L'interaction de tous ces facteurs entraîne une augmentation des coûts avec une baisse concomitante des revenus. Face à l’absence de rentabilité, certaines organisations européennes ont déjà baissé les bras. En Tyrol du Sud, Caritas a mis fin à ses collectes. En Allemagne, la Croix-Rouge a retiré de nombreux containers.

Au Luxembourg, le même scénario menace de se produire. AEHDL et Kolping Lëtzebuerg se sont donc adressées au secteur communal – il faut savoir que la collecte des textiles relève de la compétence des communes selon la loi susmentionnée – afin que le système actuel puisse être pérennisé à l’échelle nationale.

Les participants à la réunion étaient d’accord qu’une solution envisagée pourrait être la mise en place d’un système de traçabilité en intégrant le textile à la Responsabilité Élargie des Producteurs (REP), selon lequel ces derniers devront contribuer à financer les coûts de fin de vie des vêtements.

Emile Eicher a souligné qu’on pourrait s’inspirer de systèmes existants en étudiant la possibilité d’intégrer les textiles dans un système inspiré d’Ecotrel, avec un financement basé sur une taxation ciblée, comme c’est déjà le cas pour les appareils électroniques. Une évaluation des modèles étrangers, qui existent déjà en France et aux Pays-Bas, pourrait représenter une autre piste.

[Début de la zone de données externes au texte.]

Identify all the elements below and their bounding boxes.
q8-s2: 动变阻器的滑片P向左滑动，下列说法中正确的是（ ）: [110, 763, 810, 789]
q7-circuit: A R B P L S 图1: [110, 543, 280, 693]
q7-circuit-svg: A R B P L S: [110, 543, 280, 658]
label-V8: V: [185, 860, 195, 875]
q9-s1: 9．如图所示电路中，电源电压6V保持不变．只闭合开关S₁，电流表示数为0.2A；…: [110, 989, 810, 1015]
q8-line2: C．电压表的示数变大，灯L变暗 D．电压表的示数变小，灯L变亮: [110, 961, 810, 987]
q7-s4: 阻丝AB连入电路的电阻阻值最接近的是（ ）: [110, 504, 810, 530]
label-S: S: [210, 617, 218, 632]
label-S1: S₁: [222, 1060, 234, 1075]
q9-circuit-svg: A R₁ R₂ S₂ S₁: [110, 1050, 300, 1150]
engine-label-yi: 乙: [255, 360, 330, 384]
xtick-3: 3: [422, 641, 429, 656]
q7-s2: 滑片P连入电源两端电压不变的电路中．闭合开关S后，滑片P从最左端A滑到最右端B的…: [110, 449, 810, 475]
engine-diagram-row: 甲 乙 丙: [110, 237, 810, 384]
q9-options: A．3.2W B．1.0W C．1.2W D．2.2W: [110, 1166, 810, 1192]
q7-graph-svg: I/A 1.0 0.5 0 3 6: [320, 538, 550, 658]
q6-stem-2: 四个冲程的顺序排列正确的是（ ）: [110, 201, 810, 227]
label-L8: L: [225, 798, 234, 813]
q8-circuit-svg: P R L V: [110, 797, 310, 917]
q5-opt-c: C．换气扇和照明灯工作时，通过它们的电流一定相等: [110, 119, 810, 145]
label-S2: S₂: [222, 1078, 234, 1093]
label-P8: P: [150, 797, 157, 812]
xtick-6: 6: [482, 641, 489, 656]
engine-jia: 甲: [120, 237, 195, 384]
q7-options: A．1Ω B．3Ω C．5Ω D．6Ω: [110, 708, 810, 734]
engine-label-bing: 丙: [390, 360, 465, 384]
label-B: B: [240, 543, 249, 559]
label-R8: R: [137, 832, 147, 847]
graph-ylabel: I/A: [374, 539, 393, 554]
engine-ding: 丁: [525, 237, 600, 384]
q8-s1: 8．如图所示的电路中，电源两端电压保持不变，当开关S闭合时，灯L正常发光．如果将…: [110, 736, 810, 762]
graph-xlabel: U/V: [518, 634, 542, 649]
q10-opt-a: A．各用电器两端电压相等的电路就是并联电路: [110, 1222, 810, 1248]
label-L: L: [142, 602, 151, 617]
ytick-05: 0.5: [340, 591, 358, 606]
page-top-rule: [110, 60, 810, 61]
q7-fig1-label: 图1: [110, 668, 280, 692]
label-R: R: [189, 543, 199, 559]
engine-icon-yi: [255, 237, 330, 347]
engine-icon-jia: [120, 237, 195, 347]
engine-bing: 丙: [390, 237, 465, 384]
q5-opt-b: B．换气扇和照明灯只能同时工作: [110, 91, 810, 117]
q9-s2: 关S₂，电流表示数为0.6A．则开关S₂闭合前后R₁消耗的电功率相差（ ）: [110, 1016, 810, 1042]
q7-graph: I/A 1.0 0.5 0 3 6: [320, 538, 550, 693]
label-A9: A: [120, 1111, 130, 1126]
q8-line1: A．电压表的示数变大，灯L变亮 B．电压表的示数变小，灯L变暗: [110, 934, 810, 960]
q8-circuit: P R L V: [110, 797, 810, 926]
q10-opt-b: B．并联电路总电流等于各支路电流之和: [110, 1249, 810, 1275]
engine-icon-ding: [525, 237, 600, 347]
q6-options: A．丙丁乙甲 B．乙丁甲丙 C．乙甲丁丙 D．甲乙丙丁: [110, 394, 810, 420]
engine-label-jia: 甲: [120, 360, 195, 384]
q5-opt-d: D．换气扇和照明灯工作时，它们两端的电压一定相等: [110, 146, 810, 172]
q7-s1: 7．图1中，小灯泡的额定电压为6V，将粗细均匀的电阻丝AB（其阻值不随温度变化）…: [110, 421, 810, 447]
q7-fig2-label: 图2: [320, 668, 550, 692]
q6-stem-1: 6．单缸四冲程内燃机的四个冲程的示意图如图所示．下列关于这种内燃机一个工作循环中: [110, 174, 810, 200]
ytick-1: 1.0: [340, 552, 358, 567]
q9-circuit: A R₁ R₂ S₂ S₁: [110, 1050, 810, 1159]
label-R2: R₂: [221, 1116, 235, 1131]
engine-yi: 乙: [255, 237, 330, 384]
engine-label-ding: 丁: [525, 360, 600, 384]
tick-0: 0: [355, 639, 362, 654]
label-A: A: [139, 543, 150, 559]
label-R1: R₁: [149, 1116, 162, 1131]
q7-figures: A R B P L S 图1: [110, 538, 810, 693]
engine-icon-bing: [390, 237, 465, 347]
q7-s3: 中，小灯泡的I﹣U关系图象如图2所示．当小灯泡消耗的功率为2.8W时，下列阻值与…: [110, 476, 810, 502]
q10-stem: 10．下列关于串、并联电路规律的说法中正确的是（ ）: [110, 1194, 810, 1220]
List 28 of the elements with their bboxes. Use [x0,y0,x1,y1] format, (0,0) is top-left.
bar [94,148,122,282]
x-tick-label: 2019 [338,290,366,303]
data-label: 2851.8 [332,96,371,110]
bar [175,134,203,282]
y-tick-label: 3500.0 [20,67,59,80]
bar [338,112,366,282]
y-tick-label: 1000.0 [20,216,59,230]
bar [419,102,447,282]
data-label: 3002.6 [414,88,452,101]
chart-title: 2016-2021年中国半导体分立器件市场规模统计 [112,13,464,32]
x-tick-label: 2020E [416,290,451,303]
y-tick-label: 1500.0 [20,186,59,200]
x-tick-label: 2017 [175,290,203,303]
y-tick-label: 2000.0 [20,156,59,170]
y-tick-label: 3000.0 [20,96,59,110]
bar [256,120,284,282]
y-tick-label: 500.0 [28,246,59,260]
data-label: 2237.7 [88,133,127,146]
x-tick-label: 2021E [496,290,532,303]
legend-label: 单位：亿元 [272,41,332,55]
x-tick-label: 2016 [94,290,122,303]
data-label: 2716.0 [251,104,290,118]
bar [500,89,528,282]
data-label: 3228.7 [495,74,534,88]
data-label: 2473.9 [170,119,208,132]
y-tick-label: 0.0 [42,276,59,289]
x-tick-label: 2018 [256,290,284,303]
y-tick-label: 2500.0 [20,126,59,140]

Ensuite, les participants se sont penchés sur un autre sujet important dans ce cadre : la sensibilisation et le comportement des citoyens. Ils se sont mis d’accord qu’il faut renforcer la communication et l’éducation au tri textile au niveau local afin de garantir que les citoyens trient correctement et ne jettent pas des déchets ou textiles humides dans les conteneurs.

La directrice d’AEHDL, Nora Herrmann, a regretté que sa collecte en porte à porte annuelle ait manqué de succès et a appelé les communes à soutenir davantage ces initiatives par une communication active.

Le président du SYVICOL a confirmé le rôle important des communes en ce qui concerne la communication via des campagnes d’information sur les réseaux sociaux, un placement stratégique de containers (ex. près des écoles) ou la promotion des collectes en rue, qui offrent souvent une meilleure qualité des textiles collectés par rapport aux containers.

Le SYVICOL a exprimé son engagement à soutenir l’AEHDL et Kolping Lëtzebuerg dans leurs démarches, reconnaissant l’importance de leur rôle dans la collecte et la valorisation des textiles usagés au Luxembourg.

Dans ce contexte, le SYVICOL a souligné la nécessité d’organiser un dialogue structuré avec le ministère de l’Environnement et les syndicats de communes compétents en matière de gestion des déchets, afin de définir ensemble les conditions d’un système pérenne et cofinancé, conforme aux exigences européennes en matière de gestion des déchets textiles.